Since 2000, CRDG’s Literacy and Hawaiian Education (LHE) team has been working directly with the Hawai‘i Department of Education (HIDOE) to improve educational services to children and youth in schools with high proportions of Native Hawaiian students. Two of LHE’s projects are in their final year of implementation. Heluhelu Maoli provides early and strategic reading and mathematics supports for students in grades K–5. Kāko‘o Ikaika employs detection and prevention strategies for at-risk students in grades 6–12 to provide transition support in three middle school/ high school pairs. LHE’s latest project, Piha Pono, is a scaling-up project that expands successful school-wide practices in grades K–5 reading and grade one mathematics that use the Response to Intervention (RTI) and Positive Behavior Support frameworks.

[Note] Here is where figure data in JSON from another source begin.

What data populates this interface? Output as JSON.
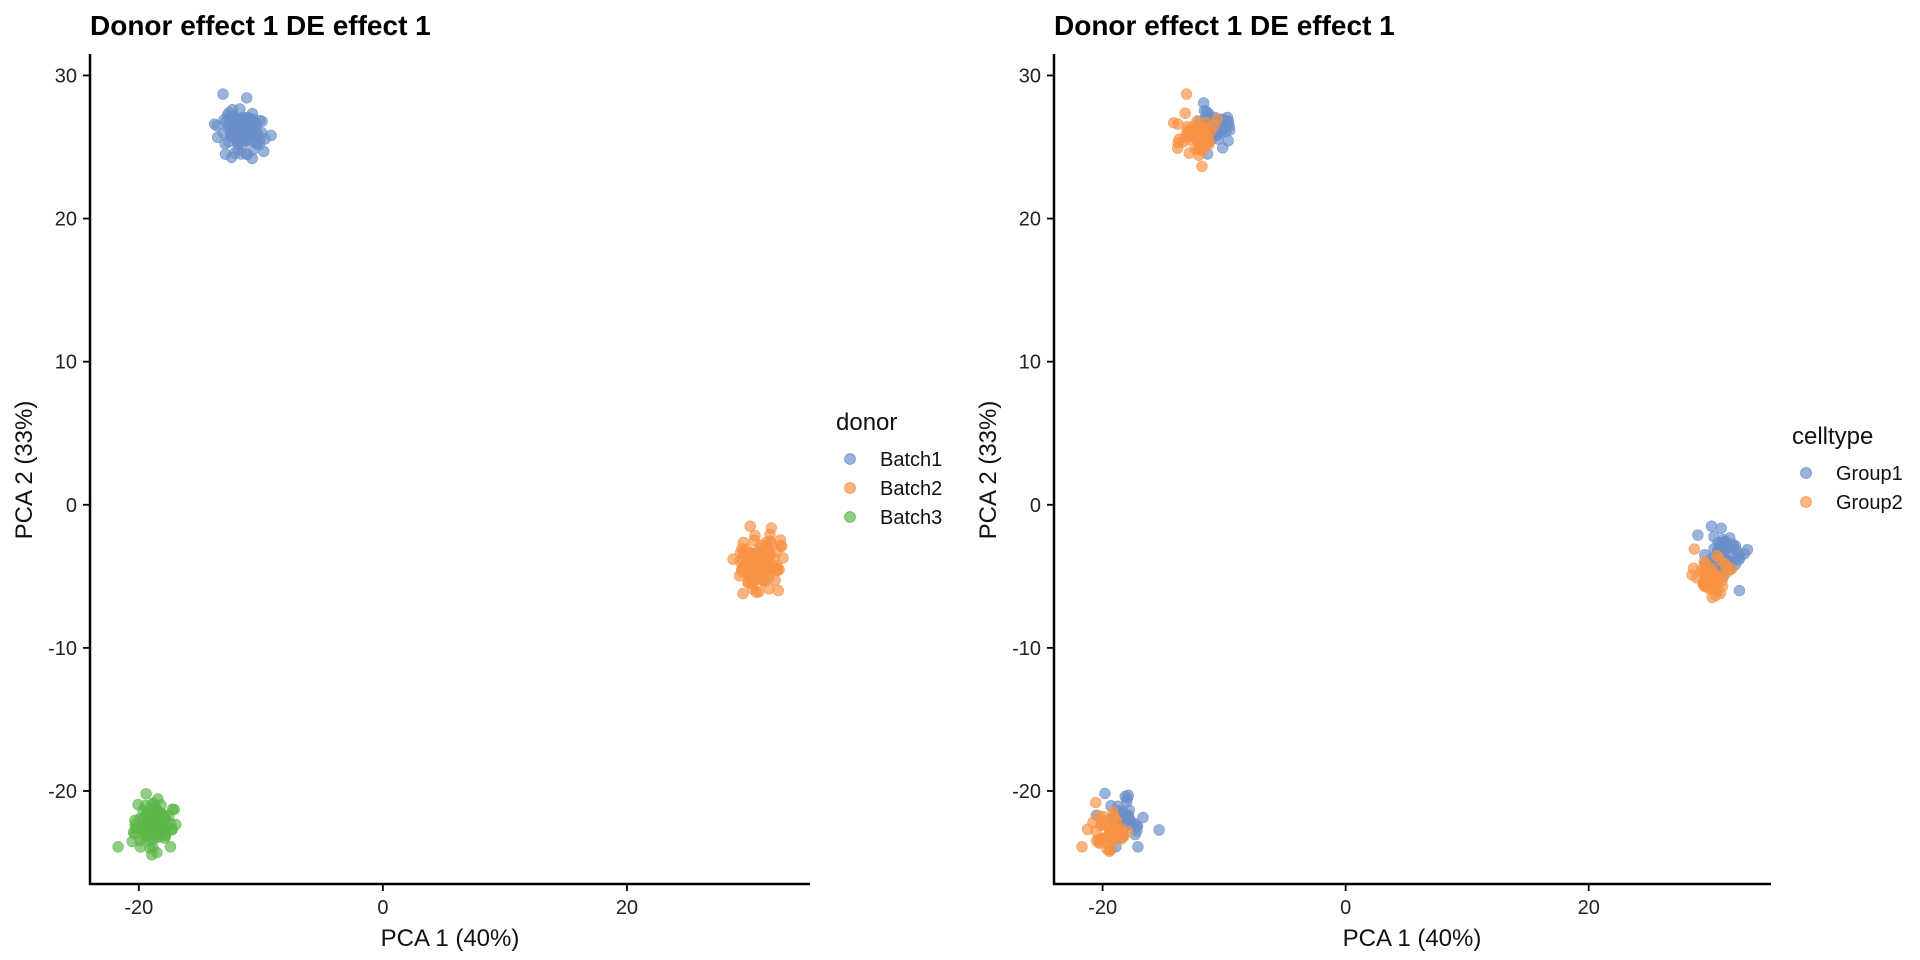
{
  "chart_data": [
    {
      "type": "scatter",
      "title": "Donor effect 1 DE effect 1",
      "xlabel": "PCA 1 (40%)",
      "ylabel": "PCA 2 (33%)",
      "xlim": [
        -24,
        35
      ],
      "ylim": [
        -26.5,
        31.5
      ],
      "xticks": [
        -20,
        0,
        20
      ],
      "yticks": [
        -20,
        -10,
        0,
        10,
        20,
        30
      ],
      "legend": {
        "title": "donor",
        "position": "right"
      },
      "series": [
        {
          "name": "Batch1",
          "color": "#6a8fc9",
          "clusters": [
            {
              "cx": -11.5,
              "cy": 26.2,
              "sx": 0.8,
              "sy": 0.75,
              "n": 110
            }
          ],
          "outliers": [
            [
              -13.1,
              28.7
            ],
            [
              -13.8,
              26.6
            ],
            [
              -12.9,
              24.5
            ],
            [
              -9.9,
              26.8
            ]
          ]
        },
        {
          "name": "Batch2",
          "color": "#f89244",
          "clusters": [
            {
              "cx": 30.8,
              "cy": -4.2,
              "sx": 0.8,
              "sy": 0.85,
              "n": 110
            }
          ],
          "outliers": [
            [
              30.1,
              -1.5
            ],
            [
              28.7,
              -3.8
            ],
            [
              32.4,
              -6.0
            ],
            [
              29.5,
              -6.2
            ]
          ]
        },
        {
          "name": "Batch3",
          "color": "#5db74a",
          "clusters": [
            {
              "cx": -18.9,
              "cy": -22.3,
              "sx": 0.75,
              "sy": 0.75,
              "n": 110
            }
          ],
          "outliers": [
            [
              -21.7,
              -23.9
            ],
            [
              -17.4,
              -23.9
            ],
            [
              -19.4,
              -20.2
            ],
            [
              -17.1,
              -21.3
            ]
          ]
        }
      ]
    },
    {
      "type": "scatter",
      "title": "Donor effect 1 DE effect 1",
      "xlabel": "PCA 1 (40%)",
      "ylabel": "PCA 2 (33%)",
      "xlim": [
        -24,
        35
      ],
      "ylim": [
        -26.5,
        31.5
      ],
      "xticks": [
        -20,
        0,
        20
      ],
      "yticks": [
        -20,
        -10,
        0,
        10,
        20,
        30
      ],
      "legend": {
        "title": "celltype",
        "position": "right"
      },
      "series": [
        {
          "name": "Group1",
          "color": "#6a8fc9",
          "clusters": [
            {
              "cx": -10.9,
              "cy": 26.4,
              "sx": 0.7,
              "sy": 0.8,
              "n": 55
            },
            {
              "cx": 31.2,
              "cy": -3.6,
              "sx": 0.9,
              "sy": 0.75,
              "n": 55
            },
            {
              "cx": -18.6,
              "cy": -22.1,
              "sx": 0.8,
              "sy": 0.75,
              "n": 55
            }
          ],
          "outliers": [
            [
              -9.9,
              26.8
            ],
            [
              30.1,
              -1.5
            ],
            [
              -17.1,
              -23.9
            ],
            [
              32.4,
              -6.0
            ]
          ]
        },
        {
          "name": "Group2",
          "color": "#f89244",
          "clusters": [
            {
              "cx": -12.3,
              "cy": 25.8,
              "sx": 0.7,
              "sy": 0.8,
              "n": 55
            },
            {
              "cx": 30.2,
              "cy": -5.1,
              "sx": 0.7,
              "sy": 0.55,
              "n": 55
            },
            {
              "cx": -19.4,
              "cy": -22.8,
              "sx": 0.7,
              "sy": 0.7,
              "n": 55
            }
          ],
          "outliers": [
            [
              -13.1,
              28.7
            ],
            [
              -21.7,
              -23.9
            ],
            [
              28.7,
              -3.1
            ],
            [
              -13.8,
              26.6
            ]
          ]
        }
      ]
    }
  ]
}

According to most estimates, between 26 percent and 34 percent of the students in Hawai‘i’s public schools are Native Hawaiian. Native Hawaiian students represent over 60 percent of the student population across the ten elementary schools at which LHE provides schoolwide reading supports. Through Piha Pono, currently in its second year of implementation, LHE will continue to build on the evidence-based approaches that have been shown to have a positive impact in raising school-wide reading achievement in these partner elementary schools. In 2010, in order to meet the state’s Annual Measurable Objective (AMO) for reading on the 2010 Hawai‘i State Assessment (HSA), 58 percent of the students in a school had to achieve the proficiency benchmark. Despite their having overall substantially higher percentages of low-income students than the state average (75 percent versus a state mean of 45 percent), all ten of the current LHE project schools met the AMO for reading that year. The following year, the state’s AMO for reading (HSA reading standard) increased from 58 percent (2009–2010 School Year) to 72 percent (2010–2011 School Year). Even with the higher AMO for reading in 2011, nine of the ten Heluhelu Maoli project schools either again met the state’s AMO for reading or improved in the percentage of students meeting the standard. Of particular note is the most recent HSA data, which shows that at an individual student level, the percentage of Native Hawaiian students in project elementary schools who met or exceeded the HSA proficiency standard in reading increased from 38% in 2011 to 55% in 2012.

Much like their predecessor project, Pihana Nā Mamo, these three CRDGHIDOE partnership projects show the result that commitment to best practices combined with sustained effort over time can make.